Nathan Birch went from pouring beers to owning a property portfolio worth millions
- 3 months ago September 08, 2014
LOVE him or hate him, there’s no denying 29-year-old Nathan Birch’s powerhouse property credentials.
In a notoriously tough property market, he has accumulated 160 properties and “retired” five years ago. This year, he made $10 million in real estate deals.
Mr Birch’s $30 million property empire, mostly acquired over the last 18 months as Sydney house prices soared, has put him in an elite group of investors, but for the way he has achieved this feat he stands alone.
At 18, Mr Birch bought his first property while working as an assistant in a real estate office and bought other properties while working weekends at a pub.
Now the native from Parramatta in Sydney’s west earns just short of $2 million in annual rental income and is negotiating property deals few would believe.
Earlier this year he bought a block of 40 units in the Blue Mountains, which he believes will earn him $400,000 in annual income.
The building was a former motel valued at $4 million, but Mr Birch’s hard bargaining meant he nabbed it for just $1.66 million.
He also recently bought a property in Ipswich, near Brisbane, for $35,000 when comparable properties were selling for $150,000.
Those deals followed the same strategy he used to build most of his portfolio — purchasing undervalued properties in affordable neighbourhoods.
“I discovered early on what real estate agents look for in a deal and how to use that to my advantage,” he said. “I also studied sales in the areas I wanted to buy in.”
Mr Birch’s first property was a $248,000 house in Mt Druitt, in Sydney’s outer west bought with money he had saved as a teenager.

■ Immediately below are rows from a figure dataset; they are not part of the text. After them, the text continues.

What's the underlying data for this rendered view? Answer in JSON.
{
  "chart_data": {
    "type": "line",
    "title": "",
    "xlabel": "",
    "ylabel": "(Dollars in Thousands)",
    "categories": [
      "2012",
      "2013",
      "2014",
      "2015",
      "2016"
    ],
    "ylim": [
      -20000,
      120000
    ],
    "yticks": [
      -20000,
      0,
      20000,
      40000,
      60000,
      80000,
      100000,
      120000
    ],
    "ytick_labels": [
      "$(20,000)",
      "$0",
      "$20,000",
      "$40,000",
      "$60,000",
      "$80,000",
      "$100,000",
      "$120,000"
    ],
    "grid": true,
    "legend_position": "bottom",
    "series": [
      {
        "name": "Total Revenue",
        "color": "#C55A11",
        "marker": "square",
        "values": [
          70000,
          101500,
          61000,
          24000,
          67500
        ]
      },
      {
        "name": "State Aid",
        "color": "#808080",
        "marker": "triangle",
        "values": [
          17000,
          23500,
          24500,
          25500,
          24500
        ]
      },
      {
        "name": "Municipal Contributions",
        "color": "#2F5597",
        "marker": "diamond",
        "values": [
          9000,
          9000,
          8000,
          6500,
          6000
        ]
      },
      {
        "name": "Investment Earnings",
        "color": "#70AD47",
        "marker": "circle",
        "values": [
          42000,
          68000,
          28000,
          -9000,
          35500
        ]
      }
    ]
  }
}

He negotiated a discount and made sure the rent covered most of his monthly mortgage payments. Having purchased below market value in an area where prices were rising, he soon had enough equity for deposits on more property.
Like his first, each new purchase quickly grew in value, allowing him to tap into an expanding equity pool to purchase more.
After five years of investing, his rental income was equivalent to the average Sydney salary, so he quit his job, and has continued to live off his rental income while still using equity and profits from other sales to continue expanding his portfolio.
He believes ordinary Aussies can replicate his success, but warns his path from teen to tycoon wasn’t easy.
“When I started I was earning little money, so I had to save hard. I did everything not to spend money. I never went out. My friends went travelling, went on schoolies. I missed that. I’ve loved property since I was 13.”
NATHAN’S TIPS ON SUCCESSFUL INVESTING
• Buy where rents are high. House prices are likely to go up and where there are opportunities to purchase homes for below what comparable properties sell for in the area. In Sydney he said the best opportunities were probably in the general areas of Penrith, Liverpool and Fairfield.
• Avoid trying to “time” the market. “I never consider if this is the right time to buy. I look at what I can make a profit from in the current market.”
• Learn negotiation skills. He admits the skills required to negotiate good deals aren’t obvious, but can be practised. “You have to form relationships with real estate agents. If they know you’re serious about buying properties they will come to you with deals before they hit the market.”
• Look at bulk buying opportunities. For buyers with more cash, Mr Birch suggests looking for bulk buying opportunities, like blocks of units in cheap regional markets. This is the most effective way he has used to nab bargains. In towns like Tamworth in north west NSW, many of these apartment blocks sell for less than $500,000.